Stephan Klasmanns "querformat": Laura und wie sie die Welt sieht

Es war einmal eine Partei, die nannte sich Sozialistische Partei Österreichs...

Später, als sozialistisch keinen so guten Klang mehr hatte, nannte sie sich Sozialdemokratische Partei Österreichs. Das entfernte zumindest sprachlich vom Kommunismus, wenngleich das Akronym mit SPÖ unverändert blieb.

Unverändert blieben leider auch die Schwierigkeiten für deren Parteifunktionäre, sich mit den Grundlagen unseres Wirtschaftssystems vertraut zu machen. Doch immerhin: Manche lernen hier schneller als andere. Es gibt also quasi eine SPÖ der zwei Geschwindigkeiten. Das zeigt sich eindrucksvoll an Bundesgeschäftsführer und Bundesgeschäftsführerin.
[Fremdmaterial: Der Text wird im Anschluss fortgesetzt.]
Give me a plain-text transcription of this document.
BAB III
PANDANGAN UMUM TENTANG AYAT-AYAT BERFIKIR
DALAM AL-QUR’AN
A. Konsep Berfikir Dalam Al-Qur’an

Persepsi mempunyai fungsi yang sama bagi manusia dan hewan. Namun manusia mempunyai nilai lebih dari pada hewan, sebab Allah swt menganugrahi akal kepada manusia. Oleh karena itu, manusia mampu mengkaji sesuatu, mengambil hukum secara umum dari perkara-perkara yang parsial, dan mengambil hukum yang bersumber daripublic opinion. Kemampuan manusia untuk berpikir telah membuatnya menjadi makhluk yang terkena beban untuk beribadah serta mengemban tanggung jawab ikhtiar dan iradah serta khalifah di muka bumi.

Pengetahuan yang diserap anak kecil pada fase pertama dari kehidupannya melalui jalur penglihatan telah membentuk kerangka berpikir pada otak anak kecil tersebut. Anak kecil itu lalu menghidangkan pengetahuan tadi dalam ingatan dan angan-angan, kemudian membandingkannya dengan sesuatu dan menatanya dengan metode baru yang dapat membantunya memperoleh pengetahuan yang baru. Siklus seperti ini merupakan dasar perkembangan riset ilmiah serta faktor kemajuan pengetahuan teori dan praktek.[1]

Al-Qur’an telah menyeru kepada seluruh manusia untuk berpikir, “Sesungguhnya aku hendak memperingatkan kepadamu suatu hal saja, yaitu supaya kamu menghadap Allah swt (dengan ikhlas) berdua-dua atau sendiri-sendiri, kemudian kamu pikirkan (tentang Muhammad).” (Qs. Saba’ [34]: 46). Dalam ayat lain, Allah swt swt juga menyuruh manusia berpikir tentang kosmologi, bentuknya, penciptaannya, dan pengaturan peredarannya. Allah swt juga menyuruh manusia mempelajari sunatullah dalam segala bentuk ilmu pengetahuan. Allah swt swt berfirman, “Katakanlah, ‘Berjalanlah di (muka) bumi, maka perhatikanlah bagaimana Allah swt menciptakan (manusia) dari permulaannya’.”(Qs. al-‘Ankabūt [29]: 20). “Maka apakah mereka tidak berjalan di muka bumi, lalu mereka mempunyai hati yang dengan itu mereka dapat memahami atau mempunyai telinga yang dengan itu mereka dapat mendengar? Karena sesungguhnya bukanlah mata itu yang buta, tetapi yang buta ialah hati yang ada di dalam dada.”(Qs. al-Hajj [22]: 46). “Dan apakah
Günther Kräuter wetterte Mitte September gegen die von der ÖVP geforderten Erhöhungen von Mineralölsteuer und Mehrwertsteuer. Sein auf Umfragen gestütztes Argument: Die Österreicher wollen a) keine höheren Benzinpreise und b) keine allgemein steigenden Preise. Damit hat sich Kräuter immerhin schon ins Neolithikum des Kapitalismusverständnisses vorgearbeitet. Er hat begriffen, dass eine Steuererhöhung auf Benzin nicht unversehens in den Bilanzen von OMV, BP oder Exxon verschwindet, sondern zu höheren Spritpreisen führt, ebenso wie eine steigende MwSt. ein allgemein höheres Preisniveau bedeutet und also Inflation. Bravo! Bravissimo!

Seiner Kollegin Laura Rudas hat er diese bahnbrechende Erkenntnis bislang vorenthalten. Anders ist nicht erklärbar, dass die junge Dame gänzlich aufgebracht auf die Ankündigung von RZB-Chef Walter Rothensteiner reagierte, der nur erklärte, was ohnehin jeder weiß (o. k.: fast jeder!): dass nämlich die höheren Aufwendungen für die Bankensteuer und die enormen administrativen Kosten für die (gänzlich absurde) neue Spekulationssteuer letztlich die Bankkunden bezahlen werden.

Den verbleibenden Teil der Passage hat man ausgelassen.